There are so many reasons to admire Elisabetta Foradori. The fact that she took over her family's vineyards at the tender age of 19 after her father passed away suddenly and her steadfast commitment to biodynamic farming practices are but a few. She's perhaps best known for resurrecting the native red grape teroldego and cemented herself as one of the world's most singular female winemakers. While she is very much the 'face' of the wines, her children Emilio, Theo and Myrtha are very much involved and influencing the next phase of the winery's evolution.
All of Foradori's wines - from the soulful, brilliant reds to whites of freshness, detail and complexity - have an inherent cool lift, born from altitude and gentle handling in winery. Now to the wines. There aren't many going round, so be quick about it.
Fontanasanta Nosiola 2019 – 100% nosiola. Another indigenous variety Foradori brought back from the brink. This is a seriously awesome white'ish wine, crystalline in texture, intense yet refreshing and ultimately, insanely delicious. Pull out the picnic rug, cucumber sandwiches and settle down in some dappled sunshine for the afternoon.
Fuoripista Pinot Grigio 2019 – literally off-piste. Pinot grigio takes a wonderful detour courtesy of a collaboration with Marco Devigili, another biodynamic winemaker from Campo Rotalian. They take this widespread (read normy) grape variety turn it upside-down, flip it and reverse it by letting it sit on skins in for eight months. It's bold and flirty with thirst quenching juiciness. Two roads converge in a wood, take this one.
Lezér – made from teroldego, is a delicious, crisp, crunchy complex fun-time red'ish wine. It’s the brainchild of adversity (created off the back of a hail damaged harvert) and experimentation (the first project of Emilio and Theo). Best enjoyed skulled straight from a magnum down at Ben Buckler on a sunny day.
Morei 2019 – soulful teroldego, dark by name and nature. We'd say it's romantic if we said those kind of things. It's all texture with a 'whoa there' cherry zing of acidity to kick things along. Precise yet so, so approachable...
Morei Cilindrica 2018 – like the normal Morei but left to age in a smaller, cilidrical amphora for an extra year and makes this an even silkier, more balanced and refined version. Hard to imagine it could get any better, but it does...
Sgarzon 2019 – think of this one as the rocker, broody cousin of Morei - moist soil, crushed tobacco and wild berries. It's grippy but lush. Seriously good drinking here.
Sgarzon Cilindrica 2018 – much the same as approach as the Morei Cilindrica with similar results - extra time yields a more mature version of an already out-of-this-world good wine.

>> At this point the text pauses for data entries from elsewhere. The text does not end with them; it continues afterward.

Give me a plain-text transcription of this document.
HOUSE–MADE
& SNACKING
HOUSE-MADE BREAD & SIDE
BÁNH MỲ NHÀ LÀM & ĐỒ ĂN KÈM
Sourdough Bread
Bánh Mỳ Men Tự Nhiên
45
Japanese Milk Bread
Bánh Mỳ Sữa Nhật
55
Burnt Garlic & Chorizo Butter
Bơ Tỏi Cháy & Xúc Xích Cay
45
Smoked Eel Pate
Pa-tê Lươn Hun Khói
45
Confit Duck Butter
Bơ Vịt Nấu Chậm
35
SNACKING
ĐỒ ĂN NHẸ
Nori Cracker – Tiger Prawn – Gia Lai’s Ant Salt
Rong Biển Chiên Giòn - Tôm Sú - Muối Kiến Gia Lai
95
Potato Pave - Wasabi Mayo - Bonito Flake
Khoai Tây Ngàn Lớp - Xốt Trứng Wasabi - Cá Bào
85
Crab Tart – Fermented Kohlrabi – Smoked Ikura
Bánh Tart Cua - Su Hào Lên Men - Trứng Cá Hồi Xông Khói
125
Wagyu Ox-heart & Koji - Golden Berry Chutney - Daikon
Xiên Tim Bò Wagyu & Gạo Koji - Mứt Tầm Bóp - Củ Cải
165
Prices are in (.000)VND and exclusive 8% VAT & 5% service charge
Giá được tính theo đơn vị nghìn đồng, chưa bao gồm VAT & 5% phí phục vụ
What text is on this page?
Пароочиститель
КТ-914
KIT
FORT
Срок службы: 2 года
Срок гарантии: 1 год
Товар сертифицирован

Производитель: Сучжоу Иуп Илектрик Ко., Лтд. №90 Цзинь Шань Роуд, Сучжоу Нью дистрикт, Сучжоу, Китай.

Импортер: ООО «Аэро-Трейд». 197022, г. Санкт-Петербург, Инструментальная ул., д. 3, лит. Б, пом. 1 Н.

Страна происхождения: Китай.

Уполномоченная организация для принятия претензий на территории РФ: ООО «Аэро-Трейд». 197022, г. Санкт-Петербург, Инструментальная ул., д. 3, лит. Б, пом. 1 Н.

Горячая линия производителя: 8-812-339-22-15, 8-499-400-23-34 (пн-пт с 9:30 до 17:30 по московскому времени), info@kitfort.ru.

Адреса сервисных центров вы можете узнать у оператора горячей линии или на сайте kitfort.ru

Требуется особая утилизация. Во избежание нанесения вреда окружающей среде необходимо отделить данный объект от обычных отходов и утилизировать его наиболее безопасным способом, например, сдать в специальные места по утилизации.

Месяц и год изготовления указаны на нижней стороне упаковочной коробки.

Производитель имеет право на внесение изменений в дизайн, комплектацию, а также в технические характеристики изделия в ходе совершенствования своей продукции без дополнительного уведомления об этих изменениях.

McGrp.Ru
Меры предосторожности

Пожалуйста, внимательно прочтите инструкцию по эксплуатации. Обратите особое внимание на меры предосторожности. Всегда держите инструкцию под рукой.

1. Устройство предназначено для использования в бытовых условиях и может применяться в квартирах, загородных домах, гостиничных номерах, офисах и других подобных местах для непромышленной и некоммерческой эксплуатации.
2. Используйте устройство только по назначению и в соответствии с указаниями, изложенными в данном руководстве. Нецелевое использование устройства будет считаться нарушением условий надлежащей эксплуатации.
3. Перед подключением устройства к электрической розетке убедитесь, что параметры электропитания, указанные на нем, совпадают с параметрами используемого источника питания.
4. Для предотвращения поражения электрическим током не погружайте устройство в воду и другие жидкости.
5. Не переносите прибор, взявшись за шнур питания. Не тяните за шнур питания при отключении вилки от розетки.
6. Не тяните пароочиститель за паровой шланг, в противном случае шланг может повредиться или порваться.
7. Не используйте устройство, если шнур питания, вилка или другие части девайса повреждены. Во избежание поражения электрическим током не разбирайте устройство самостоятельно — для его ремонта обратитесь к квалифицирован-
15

Granato 2018 – the O.G. The one that put Foradori on the map. From the oldest parcels, this is the only riserva produced on the estate. Ultra fine tannins, wild strawbs, fennel and amaro-like things make this quite a thing to drink. Foradori fans, this is one to grab and hold on to. Seriously, if you can cellar, this one for four or five years and you absolutely will not be disappointed.